Начальник Главлита Б. Волин 8 апреля 1935 года доносит Молотову (тогда — председателю Совнаркома): «На протяжении ряда лет в произведениях некоторых писателей-коммунистов и комсомольских поэтов и прозаиков упоминались имена Троцкого, Зиновьева, Каменева и др. в положительном контексте, иногда в сопоставлении с именем Ленина: А. Безыменский (сборник стихов с предисловием Троцкого), А. Жаров (стихотворение, посвящённое Троцкому), И. Уткин („О рыжем Мотеле“), Г. Никифоров („У фонаря“), Ю. Либединский („Неделя“), Артём Весёлый и др. Эти же имена и в таком же контексте имеются в произведениях других писателей: С. Есенин („Песнь о великом походе“), Зазубрин (бывший троцкист, „Два мира“), М. Козаков („Девять точек“), В. Инбер („Клопомор“) и др.
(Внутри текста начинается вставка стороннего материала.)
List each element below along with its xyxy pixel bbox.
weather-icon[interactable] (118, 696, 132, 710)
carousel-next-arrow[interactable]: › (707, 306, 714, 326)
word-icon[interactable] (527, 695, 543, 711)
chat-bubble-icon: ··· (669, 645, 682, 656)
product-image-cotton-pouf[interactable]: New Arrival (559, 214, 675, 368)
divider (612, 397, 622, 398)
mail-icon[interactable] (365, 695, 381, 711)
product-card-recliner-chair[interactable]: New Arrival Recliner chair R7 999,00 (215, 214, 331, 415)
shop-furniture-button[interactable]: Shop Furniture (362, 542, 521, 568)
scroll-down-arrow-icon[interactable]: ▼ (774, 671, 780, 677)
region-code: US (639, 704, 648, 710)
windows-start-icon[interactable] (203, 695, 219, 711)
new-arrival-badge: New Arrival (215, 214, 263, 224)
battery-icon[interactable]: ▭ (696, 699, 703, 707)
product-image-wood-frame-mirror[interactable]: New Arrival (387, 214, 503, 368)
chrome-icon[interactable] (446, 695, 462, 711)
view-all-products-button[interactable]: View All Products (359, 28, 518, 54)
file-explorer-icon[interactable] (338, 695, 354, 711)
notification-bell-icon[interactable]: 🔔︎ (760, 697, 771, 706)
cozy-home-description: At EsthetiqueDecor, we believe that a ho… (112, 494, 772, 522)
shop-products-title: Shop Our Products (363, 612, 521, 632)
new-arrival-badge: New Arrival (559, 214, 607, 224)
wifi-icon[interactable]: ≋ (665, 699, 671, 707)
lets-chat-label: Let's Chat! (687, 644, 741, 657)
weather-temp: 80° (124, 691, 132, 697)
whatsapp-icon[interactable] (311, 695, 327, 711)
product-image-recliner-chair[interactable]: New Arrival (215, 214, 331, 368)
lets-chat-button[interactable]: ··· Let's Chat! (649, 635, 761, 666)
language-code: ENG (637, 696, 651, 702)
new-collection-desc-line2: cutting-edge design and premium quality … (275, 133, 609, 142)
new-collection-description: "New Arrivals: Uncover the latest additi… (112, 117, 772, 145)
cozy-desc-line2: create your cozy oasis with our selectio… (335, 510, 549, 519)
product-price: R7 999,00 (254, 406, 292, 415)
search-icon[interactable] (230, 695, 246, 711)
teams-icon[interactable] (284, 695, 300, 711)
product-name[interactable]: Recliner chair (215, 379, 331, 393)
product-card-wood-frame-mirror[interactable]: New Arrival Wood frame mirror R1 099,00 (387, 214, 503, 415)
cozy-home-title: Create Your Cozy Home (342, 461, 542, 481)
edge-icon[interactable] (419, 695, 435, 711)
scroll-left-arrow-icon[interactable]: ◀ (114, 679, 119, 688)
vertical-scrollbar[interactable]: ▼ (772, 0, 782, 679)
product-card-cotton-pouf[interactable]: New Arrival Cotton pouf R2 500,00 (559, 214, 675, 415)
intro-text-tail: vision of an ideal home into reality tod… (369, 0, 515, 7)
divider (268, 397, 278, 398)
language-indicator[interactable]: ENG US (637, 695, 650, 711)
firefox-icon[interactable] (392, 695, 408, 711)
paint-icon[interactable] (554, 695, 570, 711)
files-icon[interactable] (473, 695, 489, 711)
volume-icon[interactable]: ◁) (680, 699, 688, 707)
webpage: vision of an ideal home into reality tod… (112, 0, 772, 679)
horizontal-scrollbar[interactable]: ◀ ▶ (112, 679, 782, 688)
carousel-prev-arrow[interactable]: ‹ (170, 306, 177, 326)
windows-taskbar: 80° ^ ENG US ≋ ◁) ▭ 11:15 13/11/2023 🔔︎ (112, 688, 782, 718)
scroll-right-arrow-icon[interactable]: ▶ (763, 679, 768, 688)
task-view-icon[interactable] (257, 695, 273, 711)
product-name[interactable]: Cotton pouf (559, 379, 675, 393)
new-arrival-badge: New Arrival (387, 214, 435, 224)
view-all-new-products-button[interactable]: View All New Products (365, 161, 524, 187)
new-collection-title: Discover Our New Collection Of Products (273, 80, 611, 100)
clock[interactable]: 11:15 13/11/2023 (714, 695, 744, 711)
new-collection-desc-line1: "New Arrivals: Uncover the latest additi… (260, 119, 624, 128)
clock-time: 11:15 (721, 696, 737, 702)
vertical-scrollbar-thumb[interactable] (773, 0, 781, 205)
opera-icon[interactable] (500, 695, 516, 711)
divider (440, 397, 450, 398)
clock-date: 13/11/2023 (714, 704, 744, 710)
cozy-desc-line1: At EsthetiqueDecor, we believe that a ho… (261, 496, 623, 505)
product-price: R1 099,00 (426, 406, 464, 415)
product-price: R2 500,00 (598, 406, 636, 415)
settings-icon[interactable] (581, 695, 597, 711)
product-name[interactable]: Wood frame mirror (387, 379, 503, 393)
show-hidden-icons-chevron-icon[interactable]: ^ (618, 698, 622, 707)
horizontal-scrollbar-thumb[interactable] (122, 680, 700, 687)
Хотя с 1931 года при переизданиях Главлит эти места изымал, в библиотеках до сих пор немало старых (до 1931 года) изданий такого рода книг, свободно выдающихся читателю. В связи с проводимыми изъятиями из библиотек троцкистско-зиновьевской литературы, не следует ли подвергнуть проверке, а затем и изъятию этого рода книг? В библиотеках имеются в значительном количестве произведения этих писателей в новых, очищенных цензурой, изданиях». Для облегчения задачи главный цензор предлагает в заключение такую оригинальную меру: «Совершенно невозможно, что писатели-коммунисты ни разу не ставили перед органами цензуры вопроса об изъятии из библиотек этих книг, что они не проявляют здесь инициативы, хотя им, писателям, легко было бы указать на произведения, где допущены подобные ошибки за истекшие годы»[132]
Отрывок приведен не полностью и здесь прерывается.